Veterans health care study sparks partisan clash in Congress
October 7, 2015 - 2:59 pm
WASHINGTON — Democrats and Republicans on the House Veterans Affairs Committee were divided Wednesday over the future of veterans health care as the panel heard testimony on a highly-critical study that suggested a complete overhaul of the VA medical system.
The hearing got off to a tense start as committee Chairman Jeff Miller, R-Fla., complained that testimony submitted by the Veterans Administration offered “little concrete detail” of the actions it planned to take in response to the more than 4,000-page report by an independent commission.
“Unfortunately, the testimony we are hearing today repeats a lot of the same talking points we have heard in the past,” he said, including erroneous statements that a Republican-approved budget for 2016 cut VA health funding.
Miller said the sweeping study — done at a cost of $68 million — found a broken system in need of “nothing short of a top-to-bottom transformation.”
Democrats offered a different perspective — acknowledging the problems exist but suggesting that Congress shares in the blame for shortchanging VA health care.
Rep. Dina Titus, D-Nev., who sits on the panel, pointed to a bill passed last week that provides $625 million to complete construction of a $1.7 billion VA medical campus in Aurora, Colo., by raiding other VA programs including “recruitment and retention” funds used to compete with private hospitals.
“One of the problems we have seen (in Las Vegas) is we cannot hire enough doctors — much less the best and brightest,” she said. “I talked to the head of the medical facility in Las Vegas and he said they had run out of this money. They need more money not less.”
In addition to the emergency room having been understaffed, it’s undergoing a $16 million expansion because it was inadequate when the medical center opened in 2012. When completed, it will add 14 beds to the 11 already there.
Titus said Congress shares in the blame for failing veterans because it has failed to approve annual spending bills — leaving the VA health system to operate on “continuing resolutions” that provide short-term funding at current spending levels. As a result, she said, the VA operates from crisis to crisis.
VA Secretary Robert McDonald said he would “hate to predict a crisis” but noted that the most recent 10-week budget extension provided no additional funding for treatment of veterans with hepatitis C, which helped create the budget crisis in the fiscal year that just ended.
“That demand for the hepatitis C drug is not going to abate because suddenly it is Oct. 1. So, the continuing resolution is obviously insufficient to be able to continue on the path that we were on,” McDonald said.
The Arizona Republic reported in September that the VA was moving to outsource care for up to 180,000 veterans who have hepatitis C, as patient loads have surged and funds have dried up. Patients are treated with a recently-approved drug that is highly effective in curing HCV infection but costs between $50,000 to $100,000 per patient.

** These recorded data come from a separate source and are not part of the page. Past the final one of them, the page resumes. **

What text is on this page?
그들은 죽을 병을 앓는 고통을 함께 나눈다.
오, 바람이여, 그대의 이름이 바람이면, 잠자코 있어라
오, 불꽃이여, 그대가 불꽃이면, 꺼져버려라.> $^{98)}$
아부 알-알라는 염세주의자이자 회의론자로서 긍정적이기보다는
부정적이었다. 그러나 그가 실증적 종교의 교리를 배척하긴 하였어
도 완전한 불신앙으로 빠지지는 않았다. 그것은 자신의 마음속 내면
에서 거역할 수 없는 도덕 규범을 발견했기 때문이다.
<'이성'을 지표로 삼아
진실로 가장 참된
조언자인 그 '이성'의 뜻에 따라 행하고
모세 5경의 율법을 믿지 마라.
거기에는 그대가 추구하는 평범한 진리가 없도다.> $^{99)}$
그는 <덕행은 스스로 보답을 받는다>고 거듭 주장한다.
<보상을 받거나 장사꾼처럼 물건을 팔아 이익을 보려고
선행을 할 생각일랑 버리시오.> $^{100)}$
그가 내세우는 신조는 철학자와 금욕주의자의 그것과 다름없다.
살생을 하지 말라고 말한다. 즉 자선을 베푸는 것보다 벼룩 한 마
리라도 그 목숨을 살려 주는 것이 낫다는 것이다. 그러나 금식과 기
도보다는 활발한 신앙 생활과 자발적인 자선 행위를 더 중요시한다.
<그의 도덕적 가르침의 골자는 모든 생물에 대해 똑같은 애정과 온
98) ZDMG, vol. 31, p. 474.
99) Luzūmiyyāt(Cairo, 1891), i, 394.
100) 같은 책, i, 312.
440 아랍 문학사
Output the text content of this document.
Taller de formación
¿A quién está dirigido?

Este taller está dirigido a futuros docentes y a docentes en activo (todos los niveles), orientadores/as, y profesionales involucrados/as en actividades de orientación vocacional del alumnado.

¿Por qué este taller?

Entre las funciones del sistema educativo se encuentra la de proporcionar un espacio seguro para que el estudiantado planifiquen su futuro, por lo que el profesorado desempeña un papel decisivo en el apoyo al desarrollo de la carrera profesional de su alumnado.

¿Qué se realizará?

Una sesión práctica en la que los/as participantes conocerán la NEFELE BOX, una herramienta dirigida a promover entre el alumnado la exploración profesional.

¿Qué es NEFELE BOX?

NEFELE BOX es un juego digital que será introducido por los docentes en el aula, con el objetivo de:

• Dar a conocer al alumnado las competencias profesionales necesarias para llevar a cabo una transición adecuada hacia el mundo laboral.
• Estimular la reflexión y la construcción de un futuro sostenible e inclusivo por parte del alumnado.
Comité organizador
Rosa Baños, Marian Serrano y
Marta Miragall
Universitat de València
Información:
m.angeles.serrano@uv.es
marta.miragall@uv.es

Outside the hearing, Titus said Democrats and Republicans have polar views on the mission ahead for VA medical centers.
“The big agenda for Republicans is to privatize as much of it as possible,” she said. “They are talking about sending more veterans into the private sector and limiting VA to what it does best. That is the road they are going down and I think it is a big mistake.”
As to the North Las Vegas center, Titus said there have been problems hiring medical staff for the new facility.
“We didn’t have a gynecologist for a long time. We were short in the emergency room for a long time. And, for some specialists you have to go to Los Angeles to get that sort of treatment,” she said. “We are having a hard time recruiting and if you can’t offer some incentives to those doctors you can’t get doctors in.”
The Southern Nevada veterans medical center, which opened in North Las Vegas three years ago at a cost of $1 billion, has been plagued by long waits and canceled appointments blamed in part on a rising tide of veterans moving to the area coupled with a shortage of doctors to care for them.